Nimitz Technologies need not worry that the records that Senior U.S. District Judge Colm Connolly for Delaware seeks for investigating third-party funding of Nimitz patent infringement lawsuits would publicly expose Nimitz’s financial secrets or violate attorney-client privilege, Connolly wrote the U.S. Appeals Court for the Federal Circuit Nov. 30, per an 81-page letter posted Monday (docket 23-103).
Parler’s entire argument behind its motion to transfer plaintiff Catherine Migliano’s Telephone Consumer Protection Act complaint to the U.S. District Court for Nevada (see 2211180050) “hinges on the conclusory premise” that Migliano agreed to “a purported forum selection clause” in the terms of service on the Parler website, said Migliano’s response in opposition Friday (docket 0:22-cv-61805) in U.S. District Court for Southern Florida in Fort Lauderdale.
AT&T’s agreement to pay a $6.25 million civil penalty to settle SEC allegations it and three of its investor relations executives violated the commission’s fair disclosure regulation (Regulation FD) (see 2210170044) took more than a month of negotiation and preparation before the proposed final judgments could be presented to U.S. District Judge Paul Engelmayer for Southern New York for approval, according to documents filed Friday (docket 1:21-cv-01951). AT&T’s consent to its final judgment was signed Oct. 26 by Assistant General Counsel Joseph Tocco before a notary public.
The 27 plaintiff-appellees in Verizon’s 9th Circuit appeal of a district court’s denial of its motion to compel arbitration seek a 65-day extension to Feb. 24 to file their answering brief, said their unopposed motion Thursday (docket 22-16020). The plaintiff-appellees don’t deny that arbitration terms existed in their customer agreements when they signed up for Verizon service, but U.S. District Judge Edward Chen for Northern California in San Francisco agreed with them in a July 1 order that the arbitration provisions were unconscionable and unenforceable.
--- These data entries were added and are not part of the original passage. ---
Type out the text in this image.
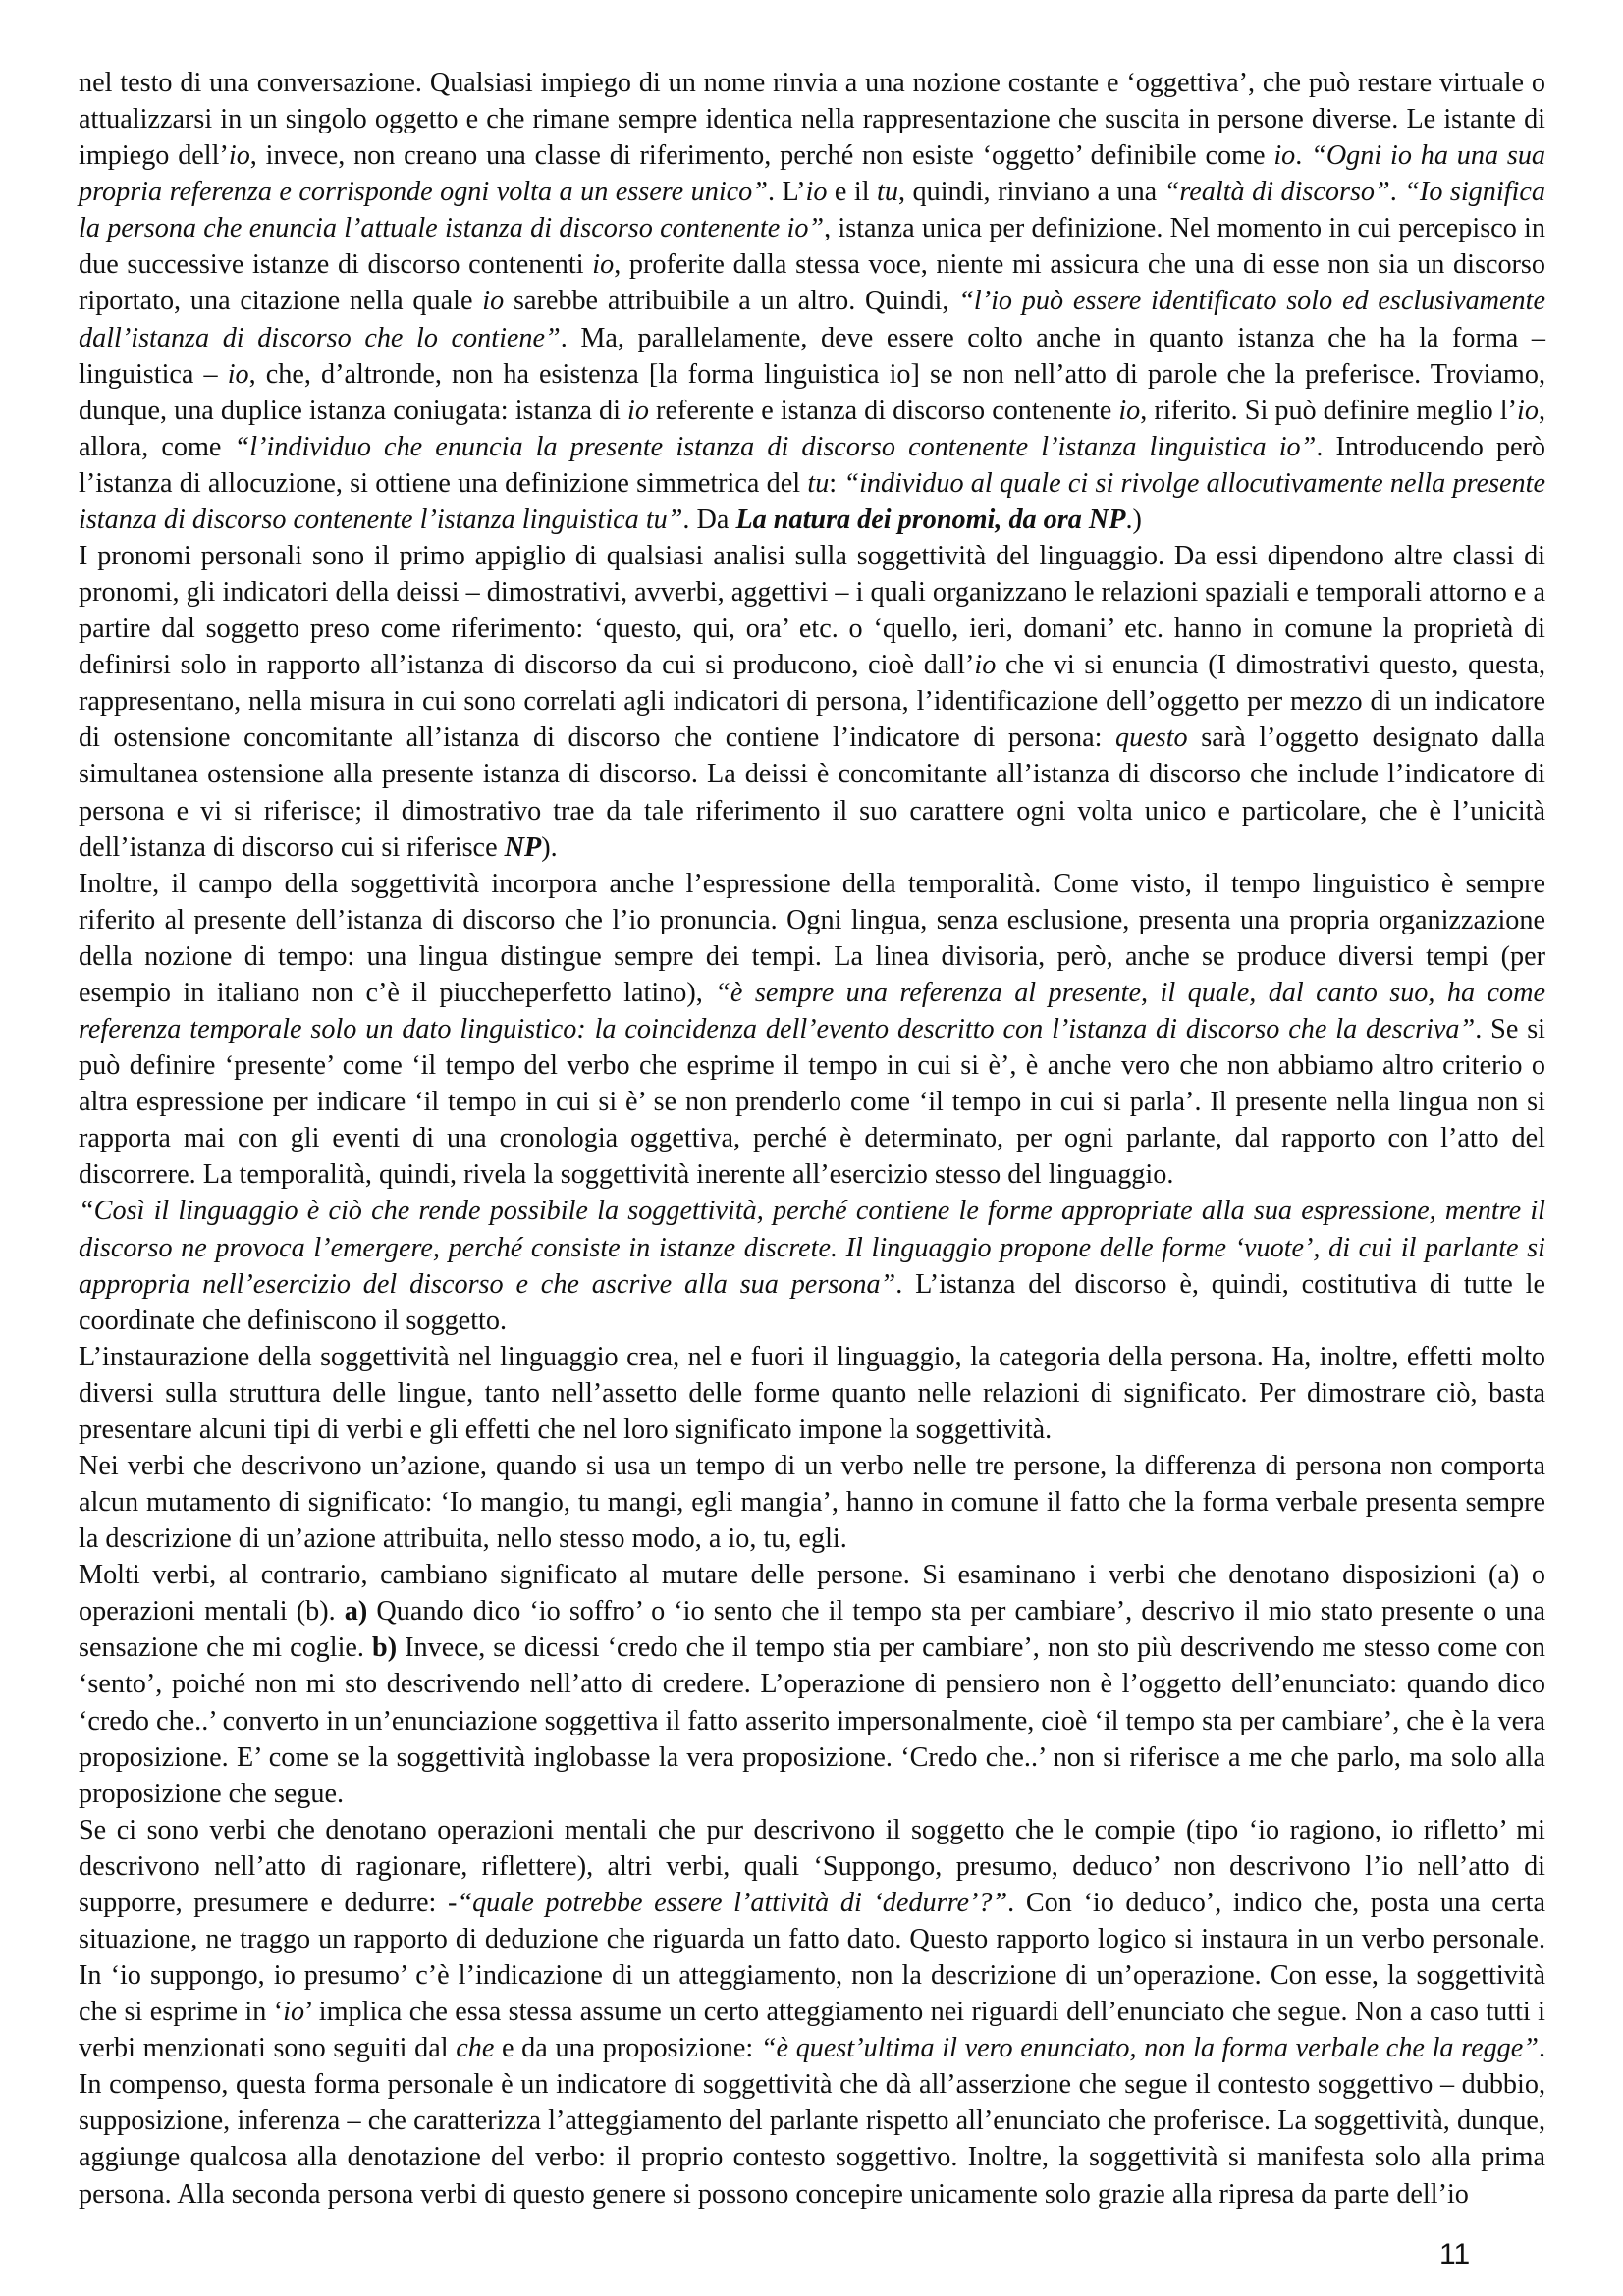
nel testo di una conversazione. Qualsiasi impiego di un nome rinvia a una nozione costante e ‘oggettiva’, che può restare virtuale o attualizzarsi in un singolo oggetto e che rimane sempre identica nella rappresentazione che suscita in persone diverse. Le istante di impiego dell’io, invece, non creano una classe di riferimento, perché non esiste ‘oggetto’ definibile come io. “Ogni io ha una sua propria referenza e corrisponde ogni volta a un essere unico”. L’io e il tu, quindi, rinviano a una “realtà di discorso”. “Io significa la persona che enuncia l’attuale istanza di discorso contenente io”, istanza unica per definizione. Nel momento in cui percepisco in due successive istanze di discorso contenenti io, proferite dalla stessa voce, niente mi assicura che una di esse non sia un discorso riportato, una citazione nella quale io sarebbe attribuibile a un altro. Quindi, “l’io può essere identificato solo ed esclusivamente dall’istanza di discorso che lo contiene”. Ma, parallelamente, deve essere colto anche in quanto istanza che ha la forma – linguistica – io, che, d’altronde, non ha esistenza [la forma linguistica io] se non nell’atto di parole che la preferisce. Troviamo, dunque, una duplice istanza coniugata: istanza di io referente e istanza di discorso contenente io, riferito. Si può definire meglio l’io, allora, come “l’individuo che enuncia la presente istanza di discorso contenente l’istanza linguistica io”. Introducendo però l’istanza di allocuzione, si ottiene una definizione simmetrica del tu: “individuo al quale ci si rivolge allocutivamente nella presente istanza di discorso contenente l’istanza linguistica tu”. Da La natura dei pronomi, da ora NP.)

I pronomi personali sono il primo appiglio di qualsiasi analisi sulla soggettività del linguaggio. Da essi dipendono altre classi di pronomi, gli indicatori della deissi – dimostrativi, avverbi, aggettivi – i quali organizzano le relazioni spaziali e temporali attorno e a partire dal soggetto preso come riferimento: ‘questo, qui, ora’ etc. o ‘quello, ieri, domani’ etc. hanno in comune la proprietà di definirsi solo in rapporto all’istanza di discorso da cui si producono, cioè dall’io che vi si enuncia (I dimostrativi questo, questa, rappresentano, nella misura in cui sono correlati agli indicatori di persona, l’identificazione dell’oggetto per mezzo di un indicatore di ostensione concomitante all’istanza di discorso che contiene l’indicatore di persona: questo sarà l’oggetto designato dalla simultanea ostensione alla presente istanza di discorso. La deissi è concomitante all’istanza di discorso che include l’indicatore di persona e vi si riferisce; il dimostrativo trae da tale riferimento il suo carattere ogni volta unico e particolare, che è l’unicità dell’istanza di discorso cui si riferisce NP).

Inoltre, il campo della soggettività incorpora anche l’espressione della temporalità. Come visto, il tempo linguistico è sempre riferito al presente dell’istanza di discorso che l’io pronuncia. Ogni lingua, senza esclusione, presenta una propria organizzazione della nozione di tempo: una lingua distingue sempre dei tempi. La linea divisoria, però, anche se produce diversi tempi (per esempio in italiano non c’è il piuccheperfetto latino), “è sempre una referenza al presente, il quale, dal canto suo, ha come referenza temporale solo un dato linguistico: la coincidenza dell’evento descritto con l’istanza di discorso che la descriva”. Se si può definire ‘presente’ come ‘il tempo del verbo che esprime il tempo in cui si è’, è anche vero che non abbiamo altro criterio o altra espressione per indicare ‘il tempo in cui si è’ se non prenderlo come ‘il tempo in cui si parla’. Il presente nella lingua non si rapporta mai con gli eventi di una cronologia oggettiva, perché è determinato, per ogni parlante, dal rapporto con l’atto del discorrere. La temporalità, quindi, rivela la soggettività inerente all’esercizio stesso del linguaggio.

“Così il linguaggio è ciò che rende possibile la soggettività, perché contiene le forme appropriate alla sua espressione, mentre il discorso ne provoca l’emergere, perché consiste in istanze discrete. Il linguaggio propone delle forme ‘vuote’, di cui il parlante si appropria nell’esercizio del discorso e che ascrive alla sua persona”. L’istanza del discorso è, quindi, costitutiva di tutte le coordinate che definiscono il soggetto.

L’instaurazione della soggettività nel linguaggio crea, nel e fuori il linguaggio, la categoria della persona. Ha, inoltre, effetti molto diversi sulla struttura delle lingue, tanto nell’assetto delle forme quanto nelle relazioni di significato. Per dimostrare ciò, basta presentare alcuni tipi di verbi e gli effetti che nel loro significato impone la soggettività.

Nei verbi che descrivono un’azione, quando si usa un tempo di un verbo nelle tre persone, la differenza di persona non comporta alcun mutamento di significato: ‘Io mangio, tu mangi, egli mangia’, hanno in comune il fatto che la forma verbale presenta sempre la descrizione di un’azione attribuita, nello stesso modo, a io, tu, egli.

Molti verbi, al contrario, cambiano significato al mutare delle persone. Si esaminano i verbi che denotano disposizioni (a) o operazioni mentali (b). a) Quando dico ‘io soffro’ o ‘io sento che il tempo sta per cambiare’, descrivo il mio stato presente o una sensazione che mi coglie. b) Invece, se dicessi ‘credo che il tempo stia per cambiare’, non sto più descrivendo me stesso come con ‘sento’, poiché non mi sto descrivendo nell’atto di credere. L’operazione di pensiero non è l’oggetto dell’enunciato: quando dico ‘credo che..’ converto in un’enunciazione soggettiva il fatto asserito impersonalmente, cioè ‘il tempo sta per cambiare’, che è la vera proposizione. E’ come se la soggettività inglobasse la vera proposizione. ‘Credo che..’ non si riferisce a me che parlo, ma solo alla proposizione che segue.

Se ci sono verbi che denotano operazioni mentali che pur descrivono il soggetto che le compie (tipo ‘io ragiono, io rifletto’ mi descrivono nell’atto di ragionare, riflettere), altri verbi, quali ‘Suppongo, presumo, deduco’ non descrivono l’io nell’atto di supporre, presumere e dedurre: -“quale potrebbe essere l’attività di ‘dedurre’?”. Con ‘io deduco’, indico che, posta una certa situazione, ne traggo un rapporto di deduzione che riguarda un fatto dato. Questo rapporto logico si instaura in un verbo personale. In ‘io suppongo, io presumo’ c’è l’indicazione di un atteggiamento, non la descrizione di un’operazione. Con esse, la soggettività che si esprime in ‘io’ implica che essa stessa assume un certo atteggiamento nei riguardi dell’enunciato che segue. Non a caso tutti i verbi menzionati sono seguiti dal che e da una proposizione: “è quest’ultima il vero enunciato, non la forma verbale che la regge”. In compenso, questa forma personale è un indicatore di soggettività che dà all’asserzione che segue il contesto soggettivo – dubbio, supposizione, inferenza – che caratterizza l’atteggiamento del parlante rispetto all’enunciato che proferisce. La soggettività, dunque, aggiunge qualcosa alla denotazione del verbo: il proprio contesto soggettivo. Inoltre, la soggettività si manifesta solo alla prima persona. Alla seconda persona verbi di questo genere si possono concepire unicamente solo grazie alla ripresa da parte dell’io

11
Far from generating anticompetitive harm, as Epic Games’ Nov. 17 second amended complaint alleges, Android and Google Play “bring enormous benefits to developers and users -- and they do so at zero cost to users and minimal cost to developers in the vast majority of cases,” said Google’s answer and countersuit Thursday (docket 3:21-md-02981). Epic’s suit “threatens to undermine, rather than enhance, the very competition that has brought these benefits,” it said.
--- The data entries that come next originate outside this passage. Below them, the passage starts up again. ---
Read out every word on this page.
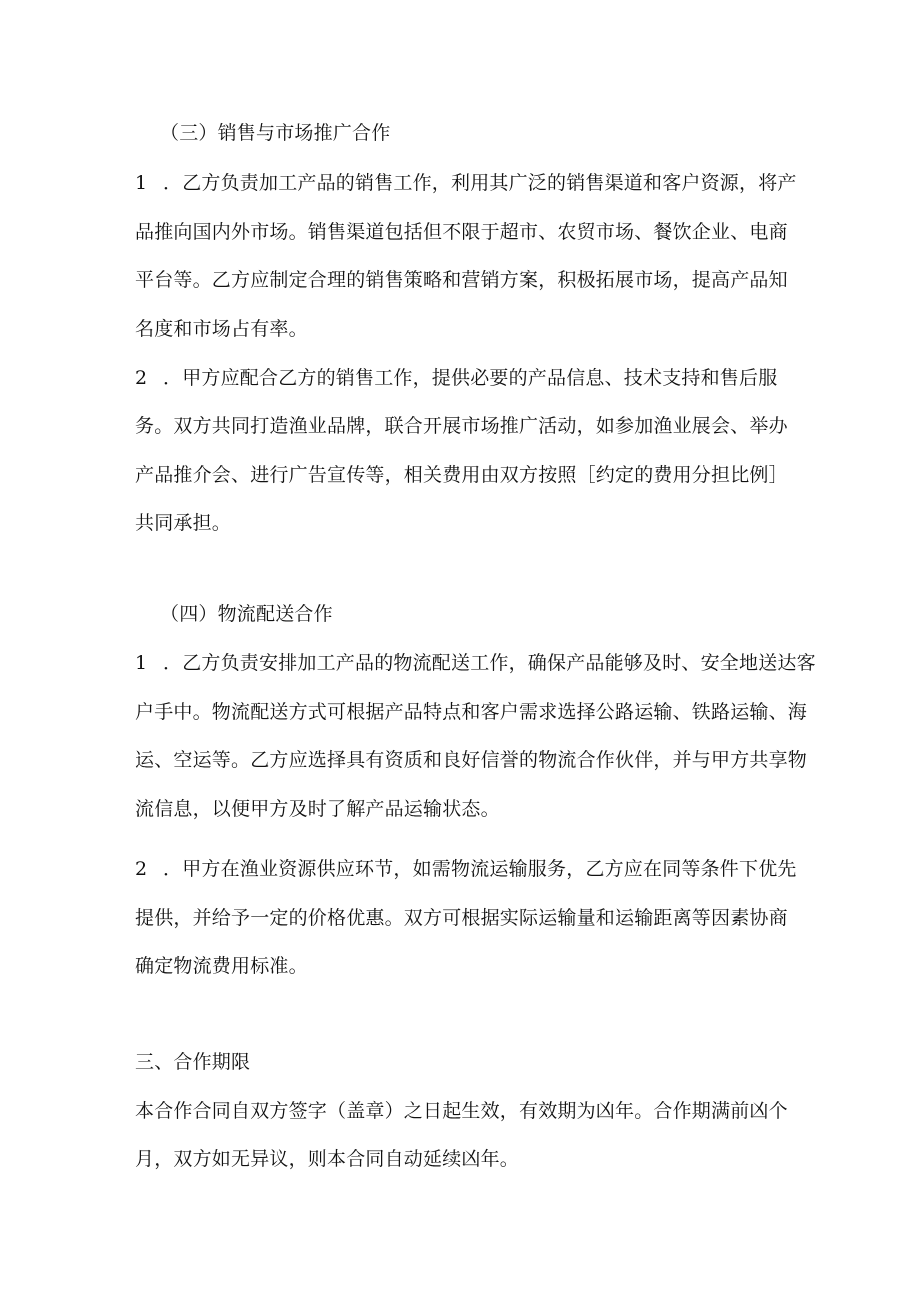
（三）销售与市场推广合作
1 ．乙方负责加工产品的销售工作，利用其广泛的销售渠道和客户资源，将产
品推向国内外市场。销售渠道包括但不限于超市、农贸市场、餐饮企业、电商
平台等。乙方应制定合理的销售策略和营销方案，积极拓展市场，提高产品知
名度和市场占有率。
2 ．甲方应配合乙方的销售工作，提供必要的产品信息、技术支持和售后服
务。双方共同打造渔业品牌，联合开展市场推广活动，如参加渔业展会、举办
产品推介会、进行广告宣传等，相关费用由双方按照［约定的费用分担比例］
共同承担。
（四）物流配送合作
1 ．乙方负责安排加工产品的物流配送工作，确保产品能够及时、安全地送达客
户手中。物流配送方式可根据产品特点和客户需求选择公路运输、铁路运输、海
运、空运等。乙方应选择具有资质和良好信誉的物流合作伙伴，并与甲方共享物
流信息，以便甲方及时了解产品运输状态。
2 ．甲方在渔业资源供应环节，如需物流运输服务，乙方应在同等条件下优先
提供，并给予一定的价格优惠。双方可根据实际运输量和运输距离等因素协商
确定物流费用标准。
三、合作期限
本合作合同自双方签字（盖章）之日起生效，有效期为凶年。合作期满前凶个
月，双方如无异议，则本合同自动延续凶年。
Communications and tech industry members of the Computer & Communications Industry Association, the High Tech Inventors Alliance and the Alliance for Automotive Innovation often find themselves the targets of “baseless suits” funded by third parties “in exchange for a share of the suit’s recovery,” said the groups in an amicus brief Wednesday at the 5th Circuit U.S. Court of Appeals. They oppose the mandamus petition of Nimitz Technologies to vacate an order from Chief U.S. District Judge Colm Connolly for Delaware demanding that Nimitz produce by Dec. 8 a volume of documents showing how it’s financing its four patent infringement lawsuits against defendants Bloomberg, BuzzFeed, Cnet and Imagine Learning.
Good cause exists for the 5th Circuit U.S. Court of Appeals to grant Pasadena, Texas, a Level 1 deadline extension to Dec. 30 for filing the principal brief in its appeal to vacate a lower court’s Aug. 2 order granting summary judgment to Crown Castle, said the city’s 11th-hour motion Wednesday (docket 22-20454) about when the brief was due. Pasadena missed the deadline because its attention was focused on resolving the dispute with Crown Castle through a private mediator, said the city.